Man sollte deshalb auch unbedingt bei solchen schwankenden Stimmungslagen die Schilddrüse genauesten untersuchen, auch mit einer Szintigraphie. Hier entdeckt man sehr gerne die heißen und kalten Knoten in der Schilddrüse, oder sehr gerne diese autonomen Adenomen (heiße Knoten, die sich von der Hypophyse überhaupt nicht mehr steuern lassen), die man meisten gar nicht im Ultraschall sieht. Wenn die Aufnahme der Schilddrüse (uptake des Technetiums 99 oder radioaktiven Jodids) zu gering oder zu hoch, kann dies auch ein Hinweis auf eine Schilddrüsenerkrankung sein.
(5)Wurden auch folgende andere Hormone:
a) Prolaktin (Hypophyenhormon), daß zu Brustspannung und zu Milchdrüsenbildung verantwortlich ist
b) Progesteron (Eierstockhormon), daß im Zyklus schwankt. Bei einem zu niedrigen Progesteronwert stimmt die Regel nicht und man hat schilddrüsenartige Unterfunktionssymptome. Der Arzt findet aber nichts an den Schilddrüsenwerten.
c) FSH und LH (Hyhpophysenhormone), diese steuern auch enorm viele Prozesse in menschlichen Körper (bei Frau und Mann!!!!!)
d) Auch das männliche Testosteron sollte überprüft werden, denn auch bei der Frau kann ein zuviel oder zuwenig daran massive Folgen für die ganzen Stoffwechsel, besonders des Leberstoffwechsel und des Schilddrüsenstoffwechsels haben.
(6) Wurden schon einmal die Globuline TBG (für den Transport von Thyroxin im Blut) und SHBG (Sexualhormon bindendes Globulin) untersucht? Wenn es zuviel oder zuwenig von diesen Eiweißstoffen im Blut gibt, dann stimmt auch etwas nicht. Das TBG wird im allgemeinen nicht extra festgestellt, sondern man sagt, wenn es mit den Schilddrüsenwerte im Blut nicht stimmt, dann könnte manche Anzeichen auf einen TBG-Mangel hindeuten (ist gibt einen erblichen TBG-Mangel).

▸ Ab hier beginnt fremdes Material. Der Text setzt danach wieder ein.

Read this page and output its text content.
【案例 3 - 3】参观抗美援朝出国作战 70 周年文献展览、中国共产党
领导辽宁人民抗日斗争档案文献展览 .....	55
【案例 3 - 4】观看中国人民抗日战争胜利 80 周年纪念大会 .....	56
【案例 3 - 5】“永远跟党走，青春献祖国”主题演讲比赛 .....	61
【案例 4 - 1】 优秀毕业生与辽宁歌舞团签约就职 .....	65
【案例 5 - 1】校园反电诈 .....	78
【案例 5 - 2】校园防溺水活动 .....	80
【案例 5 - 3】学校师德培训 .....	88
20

(7) Wie sieht es mit der Leber bei Dir aus? Bitte glaube nicht, daß die Leber die Leber mit der Schilddrüse nichts zu tun haben sollte, daß ist leider total falsch. In der Leber finden viele wichtige Stoffwechselprozesse statt, die auch die Schilddrüse bzw. die Umwandlung von Schilddrüsenhormonen (T4 in T3) massive betreffen. Außerdem findet dort hauptsächlich die Bildung von TBG statt, dem Transporteiweißstoff für Thyroxin, wozu man meistens Testosteron benötigt, auch als Frau. Vor allem die Fettleber tritt häufig bei hashimoto auf bzw. die Fettwerte sind zu hoch (Triglyzeride bzw. Cholesterine), obwohl keine Hepatitis vorgelegen hat und die Ernährung ausgewogen ist. Vor allem GGT, GPT und GOT sollten regelmäßig kontrolliert werden, denn diese sind häufig zu hoch bei Hashimoto-Erkrankten.
(8) Warst Du schon einmal bei den Immunologen und schon einmal an eine Schilddrüsenpunktion gedacht? Diese sind Experten auf dem Gebiet der Autoimmunerkrankung, also eigentlich auch die Experten bei Hashimoto, aber diese Gebiet wird aufgrund von medizin-historischen Gründen von Endokrinologen besetzt.
Immunologen haben andere Verfahren zur Erkennung von Autoimmunerkrankungen des Körpers. Wenn alle Stricke reisen, dann ab zu einem Immunologen, denn diese haben meiner persönlichen Ansicht (bin kein Mediziner oder Arzt) nach die besseren Verfahren zur Erkennung einer Autoimmunerkrankung aller Art, auch bei Hashimoto, nicht nur durchs Blut, auch durch durch das Doppelimmunfluoreszensverfahren bei Gewebeproben! Aber diese Verfahren sind aufwendig und teuer, daher gibt es keine freien Immunologen und diese sitzen meistens alle in Uni-Kliniken.
Hier können nicht nur die Zerstörungsprozesse von Antikörpern in der Schilddrüse unterm Mikroskop nachgewiesen werden (wozu man sehr sehr viel Erfahrung braucht und auch häufig einfach nur das Standardverfahren nimmt), auch die Antikörper selber können in der Schilddrüse nachgewiesen werden.